Per decision, a certificate exposes:
- utility components (quality, latency, cost), overall utility U
- constraints (feasible, approximate local shadow prices)
- boundary diagnostics (gap to runner-up, entropy, uncertainty)
- drift/trust-region state (for online adaptation)

This makes routing auditable and suitable for post-hoc error analysis and deferral policies.

## Relation to cs.CL Literature

- Mixture-of-Experts and routing: Compitum is a deterministic router across a small panel of LLMs, optimizing a scalarized utility with constraints, not a learned soft gate within a single model.
- Selective prediction/abstention: boundary flags align with deferral; we measure deferral quality against high-regret items.
- Cost-aware evaluation: fixed lambda slices capture cost–quality tradeoffs; we report regret, win rate, and cost deltas (when available).
- Calibration: we use calibrated component predictors and report reliability of uncertainty vs. absolute regret.

## Constraints and Safety

- Policy/rate/region constraints are enforced before selection (feasibility-first); constraint compliance should be ~100%.
- Approximate shadow prices (finite-difference viability) help identify binding constraints; they are diagnostic only.

## Coherence and Ambiguity

- A metric-aware KDE prior (whitened) nudges decisions toward familiar contexts with predictable behavior.
- Boundary diagnostic combines gap, entropy, and uncertainty to flag ambiguous prompts where deferral or conservative routing is prudent.

## Evaluation for cs.CL

- Panel and per-task summaries at fixed lambda (e.g., 0.1 and 1.0):
  - regret and win rate vs best baseline
  - boundary/deferral rate and quality
  - optional cost delta on wins if cost columns are present
- Calibration diagnostics: reliability curve (uncertainty bins) and Spearman rho(uncertainty, |regret|).
- Constraint compliance rate (~100%).

Helper commands:

- cs.CL summary

```bat
python tools\analysis\cl_summary.py ^
  --input data\rb_clean\eval_results\<latest-compitum-csv>.csv ^
  --out-json reports\cl_summary.json ^
  --out-md reports\cl_summary.md
```

- Reliability curve and CEI (see docs/Statistical-Notes.md and docs/Control-of-Error.md)

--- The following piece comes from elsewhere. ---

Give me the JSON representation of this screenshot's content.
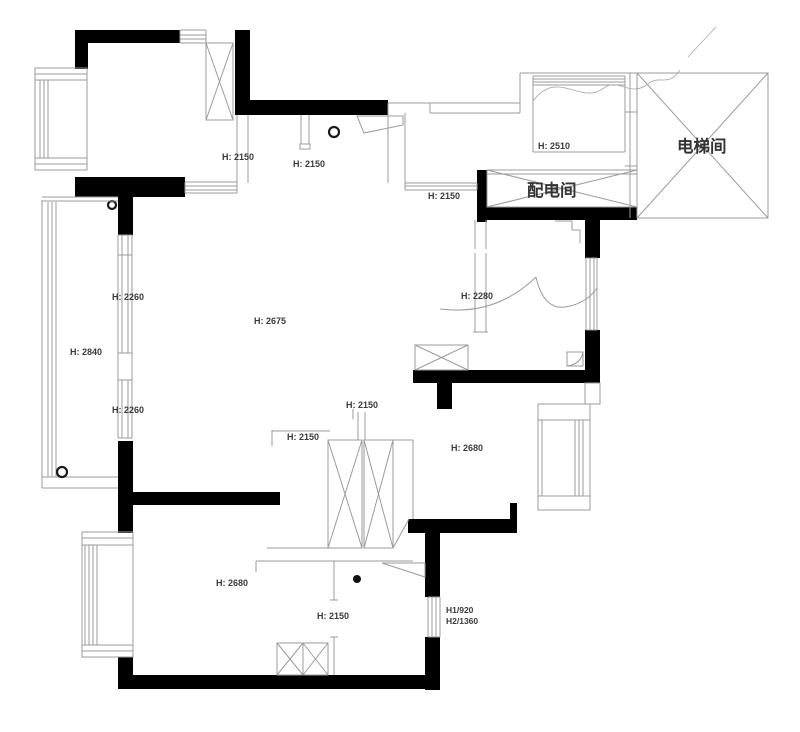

- Decision curves (ambiguity-based deferral upper bound + boundary AP/AUROC)

```bat
python tools\analysis\cl_decision_curves.py ^
  --input data\rb_clean\eval_results\<latest-compitum-csv>.csv ^
  --quantiles 0,0.05,0.1,0.2,0.3,0.4,0.5 ^
  --out-json reports\cl_decision_curves.json ^
  --out-md reports\cl_decision_curves.md ^
  --out-png reports\cl_decision_curve.png
```

## Reproducibility

- Deterministic evaluation with fixed seeds and offline artifacts.
- Attach reports/cl_summary.md, reliability_curve.md/png, cei_report.md, fixed_wtp_summary.md.

## Determinism & Explainability (0.1.1)

- Determinism
  - Repeated route and batch determinism under fixed seeds/embeddings.
  - Tests: `tests/invariants/test_invariants_router_determinism.py`, `tests/router/test_router_batch_determinism.py`
- Paraphrase robustness
  - Flip budget under small lexical/format edits; flips must be explainable via certificate deltas (distance or feasibility changes).
  - Tests: `tests/invariants/test_paraphrase_invariance.py`, `tests/invariants/test_paraphrase_explainability.py`

## Limits (cs.CL)

- No judge model; utility proxies depend on upstream task scoring and pricing assumptions.
- Shadow prices are approximate diagnostics; coherence prior is bounded and small-weight.
- Router panel size is intentionally small; extending to larger panels is future work.